Vaccinatiecampagne 2011

De overstap van het voorzorgsprincipe naar een risicogebaseerde benadering maakt ook dat de vaccinatiecampagne met andere ogen bekeken moet worden. In januari 2010 heeft de Tweede Kamer vanuit het voorzorgsprincipe de motie Ormel (TK 28 286, nr. 365) aangenomen, waarin de regering verzocht wordt vaccinatie voor alle schapen en geiten in Nederland verplicht te stellen. Op het moment van indienen van deze motie was niet voldoende vaccin beschikbaar om invulling te geven aan deze motie. Op dit moment zijn de meeste dieren drachtig of worden binnenkort gedekt. Drachtige dieren kunnen niet gevaccineerd worden. Na de lammerperiode zou voldoende vaccin beschikbaar kunnen zijn om alle schapen en geiten in Nederland te vaccineren.

Deskundigen hebben steeds aangegeven dat er geen aanwijzingen zijn dat vleesschapen en hobbydieren een rol spelen in de Nederlandse epidemie. Wij zijn daarom van mening dat een overstap naar een meer risicogebaseerde benadering ook hier op zijn plaats is. In 2011 is vaccinatie daarom alleen verplicht voor melkgeiten en melkschapen op bedrijven met meer dan 50 dieren en voor schapen en geiten op bedrijven met een publieksfunctie. De vaccinfabrikant heeft aangegeven de benodigde vaccins voor 1 juni 2011 te zullen leveren.

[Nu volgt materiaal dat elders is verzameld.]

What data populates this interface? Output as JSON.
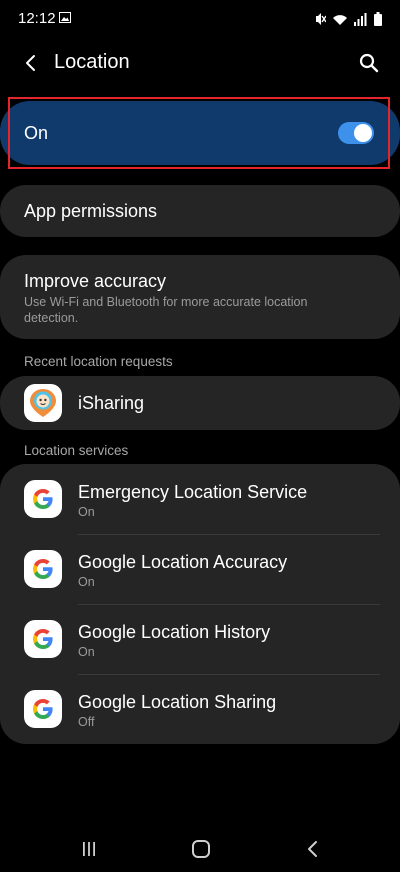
{
  "status_bar": {
    "time": "12:12",
    "icons": [
      "image-icon",
      "mute-icon",
      "wifi-icon",
      "signal-icon",
      "battery-icon"
    ]
  },
  "header": {
    "title": "Location",
    "back_icon": "chevron-left-icon",
    "search_icon": "search-icon"
  },
  "master_switch": {
    "label": "On",
    "state": "on",
    "accent": "#3e91ea",
    "highlight_color": "#e2262b"
  },
  "settings": {
    "app_permissions": {
      "title": "App permissions"
    },
    "improve_accuracy": {
      "title": "Improve accuracy",
      "description": "Use Wi-Fi and Bluetooth for more accurate location detection."
    }
  },
  "recent_requests": {
    "header": "Recent location requests",
    "items": [
      {
        "name": "iSharing",
        "icon": "isharing-app-icon"
      }
    ]
  },
  "location_services": {
    "header": "Location services",
    "items": [
      {
        "name": "Emergency Location Service",
        "status": "On",
        "icon": "google-g-icon"
      },
      {
        "name": "Google Location Accuracy",
        "status": "On",
        "icon": "google-g-icon"
      },
      {
        "name": "Google Location History",
        "status": "On",
        "icon": "google-g-icon"
      },
      {
        "name": "Google Location Sharing",
        "status": "Off",
        "icon": "google-g-icon"
      }
    ]
  },
  "nav_bar": {
    "buttons": [
      "recent-apps-icon",
      "home-icon",
      "back-icon"
    ]
  }
}
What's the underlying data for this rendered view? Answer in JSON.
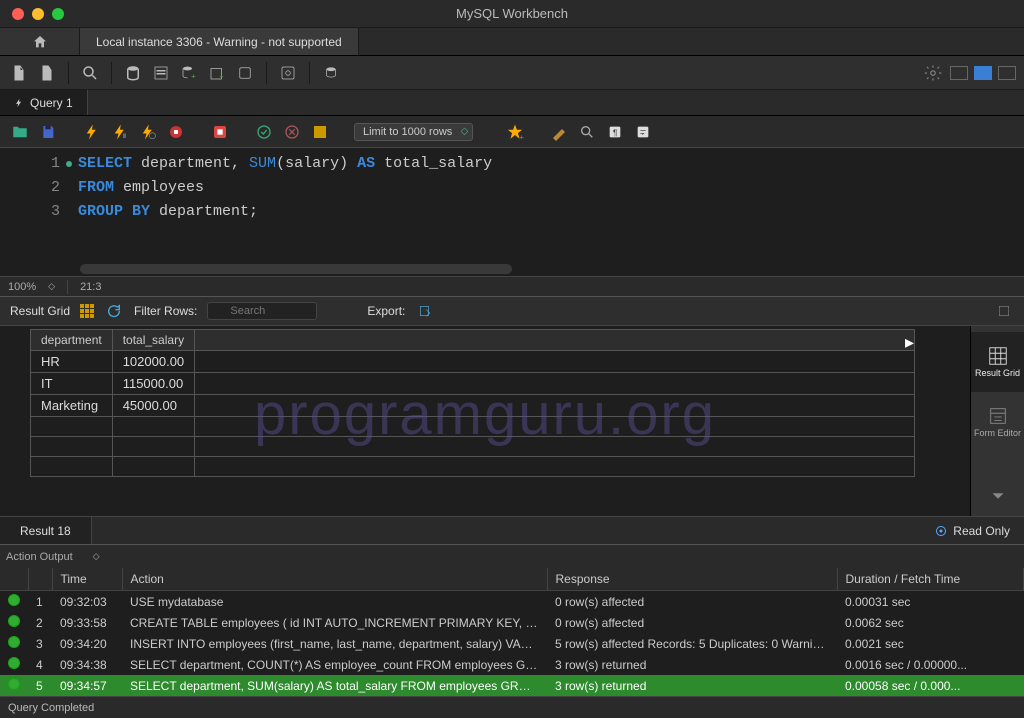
{
  "title": "MySQL Workbench",
  "connection_tab": "Local instance 3306 - Warning - not supported",
  "query_tab": "Query 1",
  "limit_label": "Limit to 1000 rows",
  "editor": {
    "lines": [
      {
        "num": "1",
        "has_dot": true,
        "code_html": "<span class='kw'>SELECT</span> department, <span class='fn'>SUM</span>(salary) <span class='kw'>AS</span> total_salary"
      },
      {
        "num": "2",
        "has_dot": false,
        "code_html": "<span class='kw'>FROM</span> employees"
      },
      {
        "num": "3",
        "has_dot": false,
        "code_html": "<span class='kw'>GROUP BY</span> department;"
      }
    ]
  },
  "zoom": "100%",
  "cursor_pos": "21:3",
  "result_toolbar": {
    "label": "Result Grid",
    "filter_label": "Filter Rows:",
    "filter_placeholder": "Search",
    "export_label": "Export:"
  },
  "grid_columns": [
    "department",
    "total_salary"
  ],
  "grid_rows": [
    [
      "HR",
      "102000.00"
    ],
    [
      "IT",
      "115000.00"
    ],
    [
      "Marketing",
      "45000.00"
    ]
  ],
  "watermark": "programguru.org",
  "side_buttons": [
    {
      "label": "Result Grid"
    },
    {
      "label": "Form Editor"
    }
  ],
  "result_tab": "Result 18",
  "readonly_label": "Read Only",
  "output_dropdown": "Action Output",
  "output_columns": [
    "",
    "",
    "Time",
    "Action",
    "Response",
    "Duration / Fetch Time"
  ],
  "output_rows": [
    {
      "idx": "1",
      "time": "09:32:03",
      "action": "USE mydatabase",
      "response": "0 row(s) affected",
      "duration": "0.00031 sec",
      "sel": false
    },
    {
      "idx": "2",
      "time": "09:33:58",
      "action": "CREATE TABLE employees (     id INT AUTO_INCREMENT PRIMARY KEY,     firs...",
      "response": "0 row(s) affected",
      "duration": "0.0062 sec",
      "sel": false
    },
    {
      "idx": "3",
      "time": "09:34:20",
      "action": "INSERT INTO employees (first_name, last_name, department, salary) VALUES...",
      "response": "5 row(s) affected Records: 5  Duplicates: 0  Warnings...",
      "duration": "0.0021 sec",
      "sel": false
    },
    {
      "idx": "4",
      "time": "09:34:38",
      "action": "SELECT department, COUNT(*) AS employee_count FROM employees GROUP...",
      "response": "3 row(s) returned",
      "duration": "0.0016 sec / 0.00000...",
      "sel": false
    },
    {
      "idx": "5",
      "time": "09:34:57",
      "action": "SELECT department, SUM(salary) AS total_salary FROM employees GROUP B...",
      "response": "3 row(s) returned",
      "duration": "0.00058 sec / 0.000...",
      "sel": true
    }
  ],
  "status_text": "Query Completed"
}
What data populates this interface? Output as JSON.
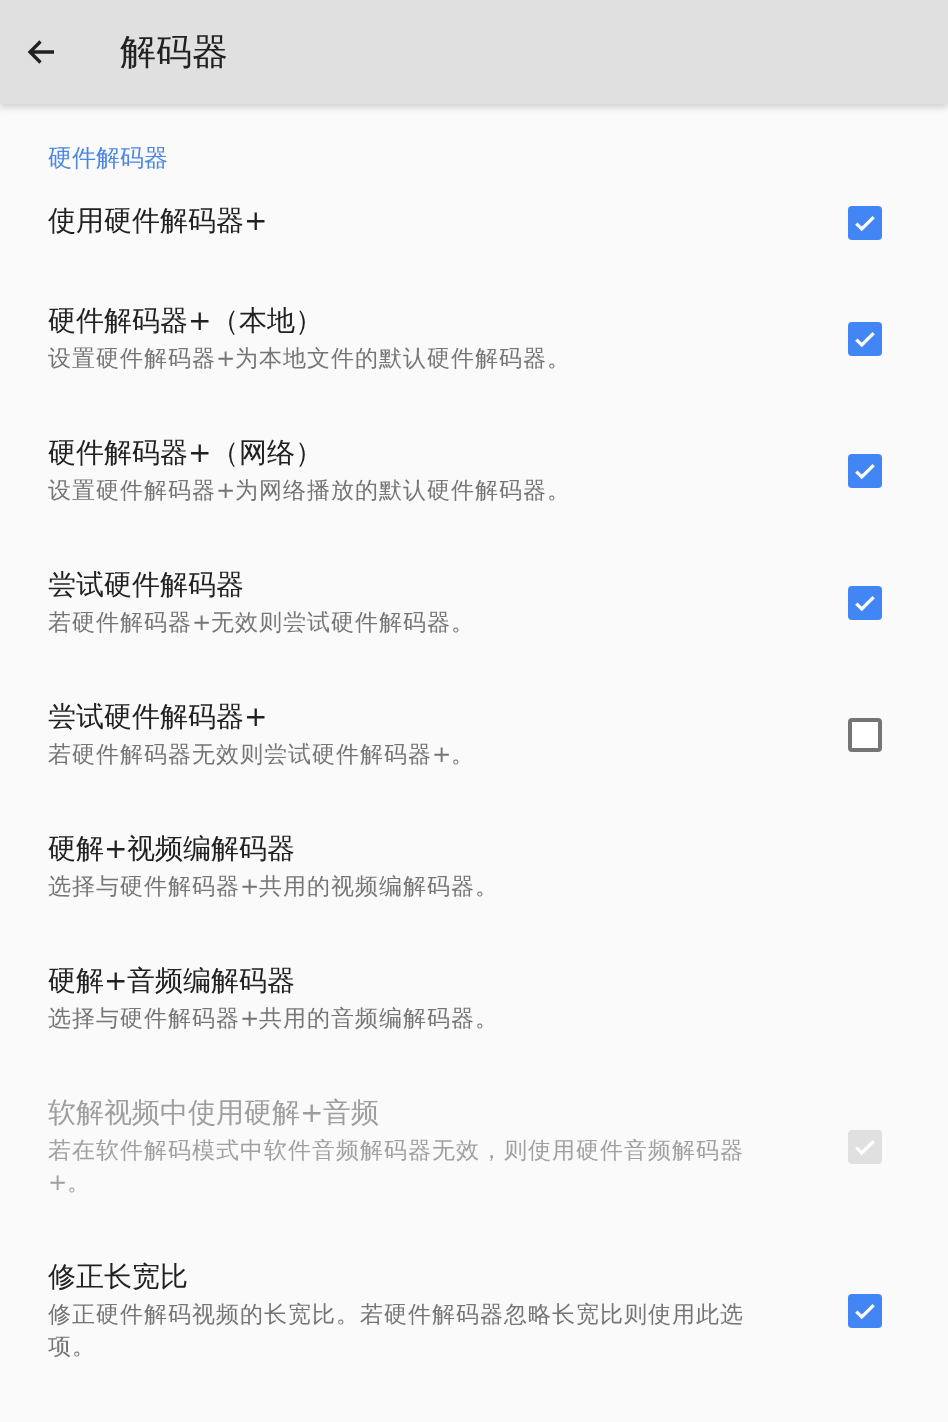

Vaccinatie zal in 2011 niet verplicht worden gesteld voor vleesschapen en schapen in natuurgebieden en rondtrekkende kuddes. Wel bestaat er bij niet-melk-leverende schapen en geiten een risico op besmetting via direct contact. Bedrijven die ook een publieksfunctie vervullen, vallen daarom wel onder de vaccinatieplicht.

Kinderboerderijen

Het lid Van Gerven (SP) vroeg tijdens het Algemeen Overleg van 3 november 2010 naar het aantal erkende kinderboerderijen in Nederland. Eind 2009 waren 318 kinderboerderijen aangesloten bij de Stichting Kinderboerderijen Nederland (SKBN). Er is geen specifieke administratie van kinderboerderijen, het is dus onbekend hoeveel kinderboerijen er precies zijn in Nederland. Het totaal aantal kinderboerderijen ligt waarschijnlijk tussen 350 en 400.

De SKBN geeft een keurmerk uit voor kinderboerderijen. Tussen 2006 en 2009 hebben 65 kinderboerderijen het keurmerk «Goed voor elkaar» van de SKBN ontvangen. In 2010 is het keurmerk geactualiseerd in het Keurmerk Kinderboerderijen. In de pilotfase hebben dit jaar 4 kinderboerderijen het nieuwe keurmerk ontvangen. De verwachting is dat in 2010 in totaal 16 kinderboerderijen het keurmerk zullen ontvangen en dat in 2011 nog eens 20 kinderboerderijen het keurmerk ontvangen. De doelstelling van de SKBN is om in 2014 200 kinderboerderijen met een keurmerk van de SKBN te hebben.

Naast het keurmerk van de SKBN geeft de Gezondheidsdienst voor Dieren (GD) het keurmerk «Zoonosevrij» uit. Op dit moment heeft de GD dit keurmerk uitgegeven aan ongeveer 350 publieksboerderijen. Volgens informatie van de GD is het merendeel van de publieksboerderijen een kinderboerderij.

De staatssecretaris van Economische Zaken, Landbouw en Innovatie,

H. Bleker

De minister van Volksgezondheid, Welzijn en Sport,

E. I. Schippers


XNoot
1

Melkgeiten- en melkschapenstallen zijn veelal opgedeeld in verschillende potten. De dieren die in één pot bij elkaar staan, behoren tot één koppel.